When a message from her appeared out of the blue, he was intrigued, and he responded by sending her a few different phone numbers and e-mail addresses. “I gave her every possible way to reach me. She was the pitcher, she threw it over the plate, so I was going to swing,” he says with a laugh.
His MySpace profile had said he harbored “a weakness for women.” She initially took it as the kind of flirtatious comment any 27-year-old guy might make. But Jevon was actually referring to two specific ladies — his young daughters, ages 6 and 1, who had him wrapped around their little fingers. He told her about them, and about the rest of his close-knit family, his interests and goals and everything else, in long phone conversations.
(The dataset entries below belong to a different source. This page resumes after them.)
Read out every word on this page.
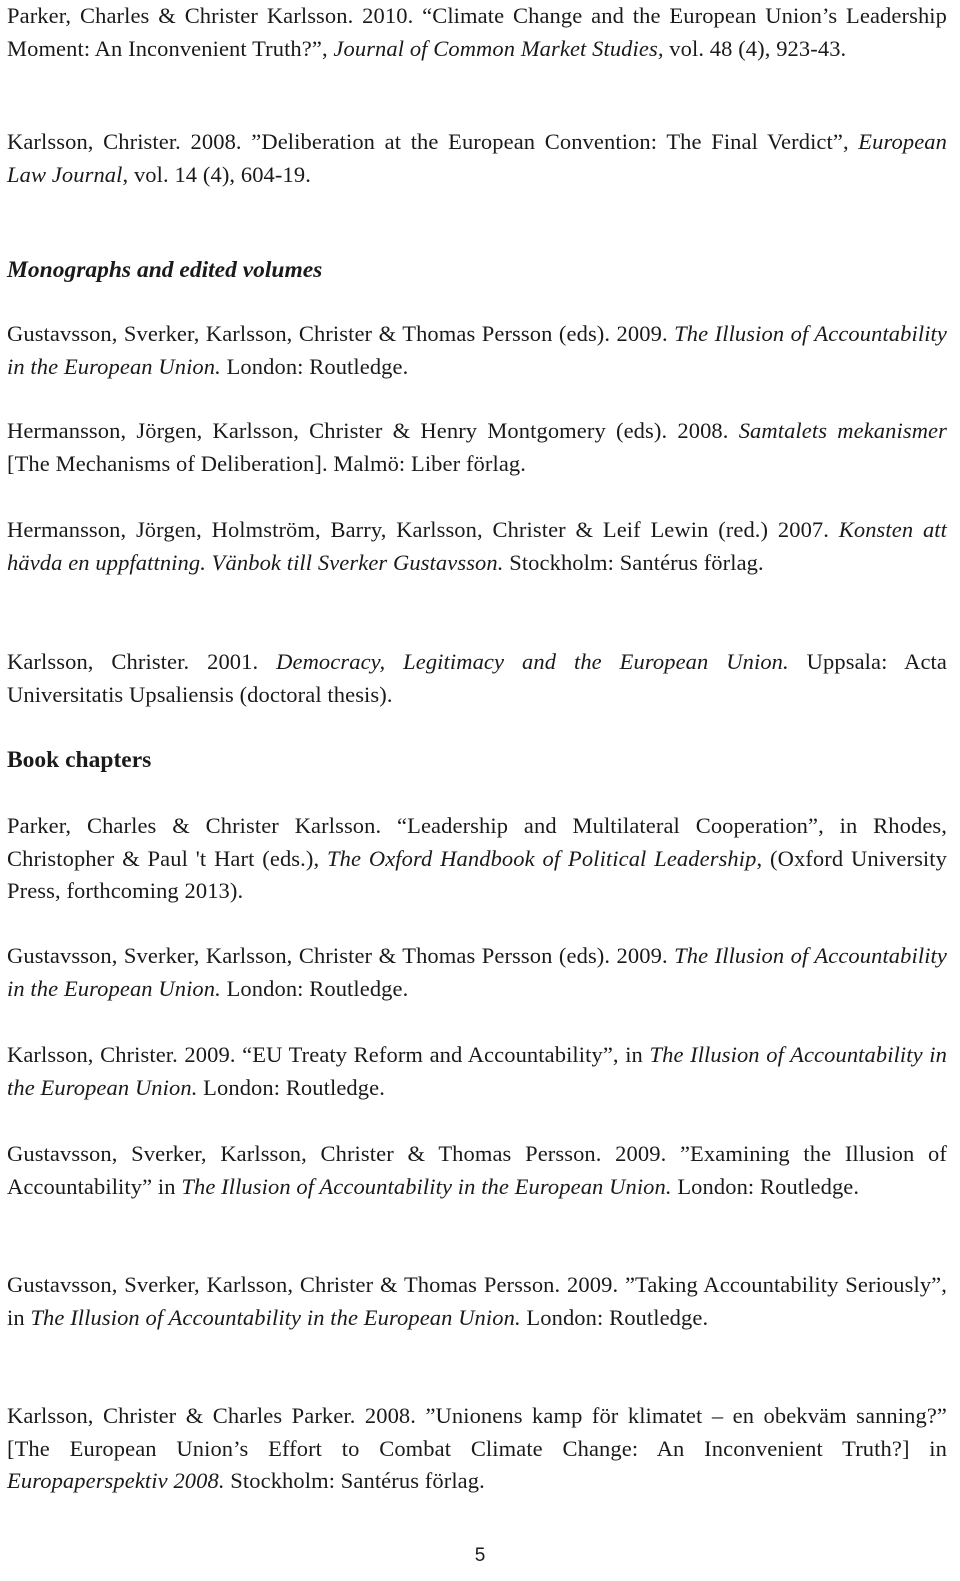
Parker, Charles & Christer Karlsson. 2010. “Climate Change and the European Union’s Leadership Moment: An Inconvenient Truth?”, Journal of Common Market Studies, vol. 48 (4), 923-43.

Karlsson, Christer. 2008. ”Deliberation at the European Convention: The Final Verdict”, European Law Journal, vol. 14 (4), 604-19.

Monographs and edited volumes

Gustavsson, Sverker, Karlsson, Christer & Thomas Persson (eds). 2009. The Illusion of Accountability in the European Union. London: Routledge.

Hermansson, Jörgen, Karlsson, Christer & Henry Montgomery (eds). 2008. Samtalets mekanismer [The Mechanisms of Deliberation]. Malmö: Liber förlag.

Hermansson, Jörgen, Holmström, Barry, Karlsson, Christer & Leif Lewin (red.) 2007. Konsten att hävda en uppfattning. Vänbok till Sverker Gustavsson. Stockholm: Santérus förlag.

Karlsson, Christer. 2001. Democracy, Legitimacy and the European Union. Uppsala: Acta Universitatis Upsaliensis (doctoral thesis).

Book chapters

Parker, Charles & Christer Karlsson. “Leadership and Multilateral Cooperation”, in Rhodes, Christopher & Paul 't Hart (eds.), The Oxford Handbook of Political Leadership, (Oxford University Press, forthcoming 2013).

Gustavsson, Sverker, Karlsson, Christer & Thomas Persson (eds). 2009. The Illusion of Accountability in the European Union. London: Routledge.

Karlsson, Christer. 2009. “EU Treaty Reform and Accountability”, in The Illusion of Accountability in the European Union. London: Routledge.

Gustavsson, Sverker, Karlsson, Christer & Thomas Persson. 2009. ”Examining the Illusion of Accountability” in The Illusion of Accountability in the European Union. London: Routledge.

Gustavsson, Sverker, Karlsson, Christer & Thomas Persson. 2009. ”Taking Accountability Seriously”, in The Illusion of Accountability in the European Union. London: Routledge.

Karlsson, Christer & Charles Parker. 2008. ”Unionens kamp för klimatet – en obekväm sanning?” [The European Union’s Effort to Combat Climate Change: An Inconvenient Truth?] in Europaperspektiv 2008. Stockholm: Santérus förlag.

5
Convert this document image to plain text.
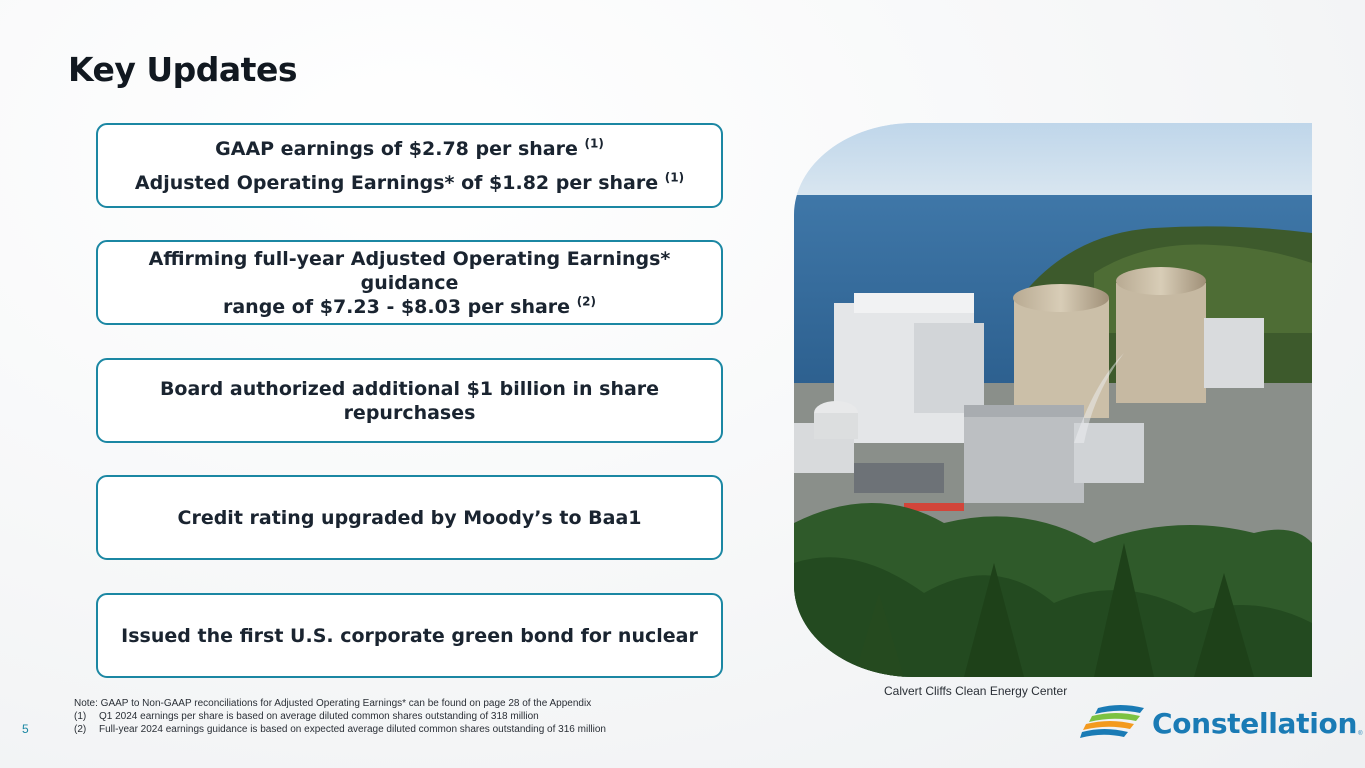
Key Updates
GAAP earnings of $2.78 per share $^{(1)}$
Adjusted Operating Earnings* of $1.82 per share $^{(1)}$
Affirming full-year Adjusted Operating Earnings* guidance
range of $7.23 - $8.03 per share $^{(2)}$
Board authorized additional $1 billion in share repurchases
Credit rating upgraded by Moody’s to Baa1
Issued the first U.S. corporate green bond for nuclear
Calvert Cliffs Clean Energy Center
Note: GAAP to Non-GAAP reconciliations for Adjusted Operating Earnings* can be found on page 28 of the Appendix
(1)	Q1 2024 earnings per share is based on average diluted common shares outstanding of 318 million
(2)	Full-year 2024 earnings guidance is based on expected average diluted common shares outstanding of 316 million
5	Constellation ®
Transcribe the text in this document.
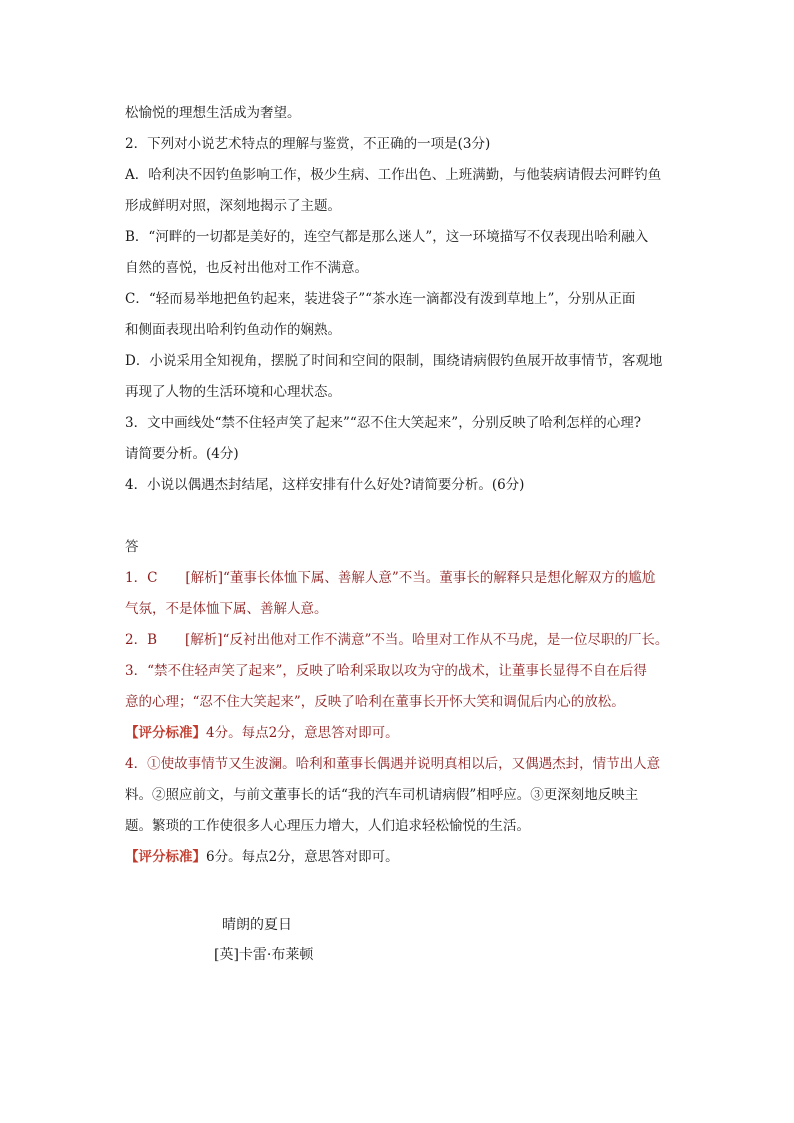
松愉悦的理想生活成为奢望。
2．下列对小说艺术特点的理解与鉴赏，不正确的一项是(3分)
A．哈利决不因钓鱼影响工作，极少生病、工作出色、上班满勤，与他装病请假去河畔钓鱼
形成鲜明对照，深刻地揭示了主题。
B．“河畔的一切都是美好的，连空气都是那么迷人”，这一环境描写不仅表现出哈利融入
自然的喜悦，也反衬出他对工作不满意。
C．“轻而易举地把鱼钓起来，装进袋子”“茶水连一滴都没有泼到草地上”，分别从正面
和侧面表现出哈利钓鱼动作的娴熟。
D．小说采用全知视角，摆脱了时间和空间的限制，围绕请病假钓鱼展开故事情节，客观地
再现了人物的生活环境和心理状态。
3．文中画线处“禁不住轻声笑了起来”“忍不住大笑起来”，分别反映了哈利怎样的心理?
请简要分析。(4分)
4．小说以偶遇杰封结尾，这样安排有什么好处?请简要分析。(6分)
答
1．C [解析]“董事长体恤下属、善解人意”不当。董事长的解释只是想化解双方的尴尬
气氛，不是体恤下属、善解人意。
2．B [解析]“反衬出他对工作不满意”不当。哈里对工作从不马虎，是一位尽职的厂长。
3．“禁不住轻声笑了起来”，反映了哈利采取以攻为守的战术，让董事长显得不自在后得
意的心理；“忍不住大笑起来”，反映了哈利在董事长开怀大笑和调侃后内心的放松。
【评分标准】4分。每点2分，意思答对即可。
4．①使故事情节又生波澜。哈利和董事长偶遇并说明真相以后，又偶遇杰封，情节出人意
料。②照应前文，与前文董事长的话“我的汽车司机请病假”相呼应。③更深刻地反映主
题。繁琐的工作使很多人心理压力增大，人们追求轻松愉悦的生活。
【评分标准】6分。每点2分，意思答对即可。
晴朗的夏日
[英]卡雷·布莱顿
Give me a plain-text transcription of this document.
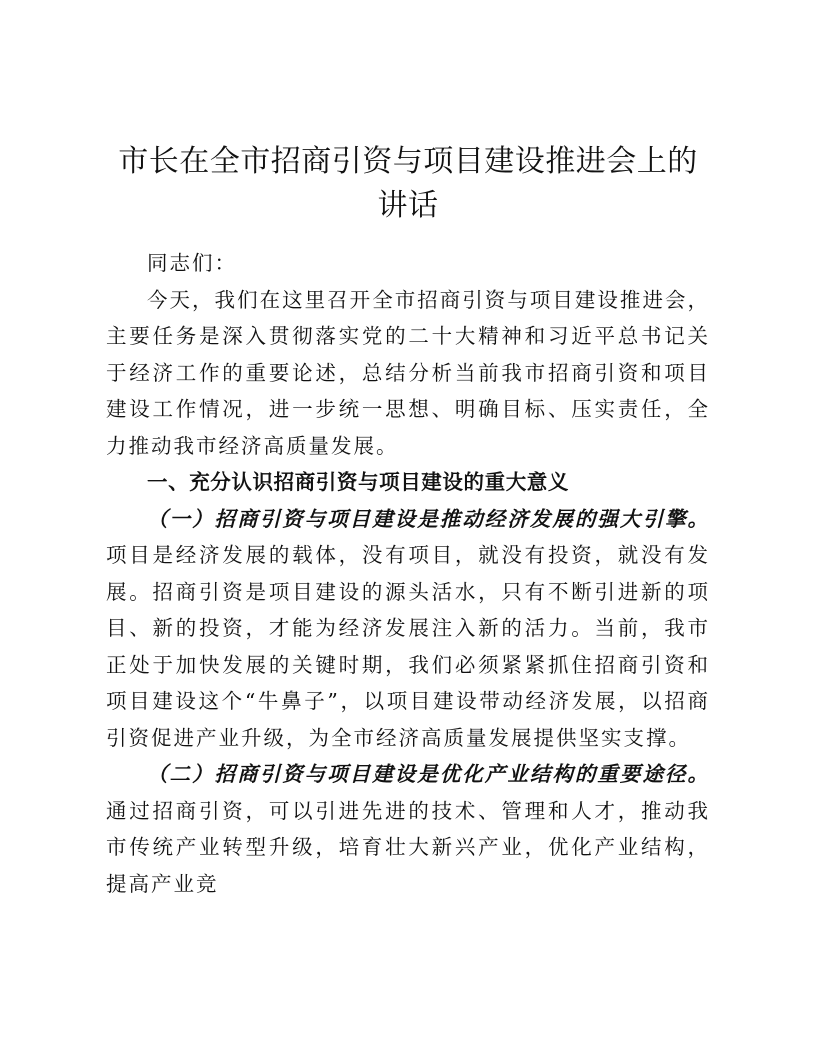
市长在全市招商引资与项目建设推进会上的讲话

同志们：

今天，我们在这里召开全市招商引资与项目建设推进会，主要任务是深入贯彻落实党的二十大精神和习近平总书记关于经济工作的重要论述，总结分析当前我市招商引资和项目建设工作情况，进一步统一思想、明确目标、压实责任，全力推动我市经济高质量发展。

一、充分认识招商引资与项目建设的重大意义

（一）招商引资与项目建设是推动经济发展的强大引擎。项目是经济发展的载体，没有项目，就没有投资，就没有发展。招商引资是项目建设的源头活水，只有不断引进新的项目、新的投资，才能为经济发展注入新的活力。当前，我市正处于加快发展的关键时期，我们必须紧紧抓住招商引资和项目建设这个“牛鼻子”，以项目建设带动经济发展，以招商引资促进产业升级，为全市经济高质量发展提供坚实支撑。

（二）招商引资与项目建设是优化产业结构的重要途径。通过招商引资，可以引进先进的技术、管理和人才，推动我市传统产业转型升级，培育壮大新兴产业，优化产业结构，提高产业竞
That he was a parent didn’t dissuade Cydney. “I knew it would make my life more complicated, but I could deal with complicated,” she says.
After their wordless meeting and voiceless online messages, they noticed a special bond forming during these lengthy talks. “He was so forthcoming, really committed to his family obligations,” Cydney recalls. “For me, that was the best part, feeling that I found someone I really liked as a person who I shared a value system with.”
Every few weeks, one would brave the trek between Washington and North Carolina to visit the other. Each time they were together felt like further acknowledgment that something real, something serious, was developing. Their visits were often spent doing mundane activities — running errands together, watching college sports on TV — but the time together was precious. “We call it the bubble, and we still try to do this, where it’s just us,” Cydney says. “Having that really protected time where it’s really committed and you’re tuned in.”
Jevon was smitten with her driven, outgoing personality and sense of humor. It wasn’t long before he told her this felt like love; by December of that year, as they spent their last Christmas apart, he sent a text message: “I’m going to marry you one day.” He introduced her to his daughters, Alexis and Kellen. Because both Jevon’s parents and his daughters’ mother’s parents are still married, Cydney found she could be a resource for the girls on navigating the waters of non-nuclear families. “I had stepparents, so I’m super conscious of integrating new people into a child’s life and making sure they’re going to stick around,” she says.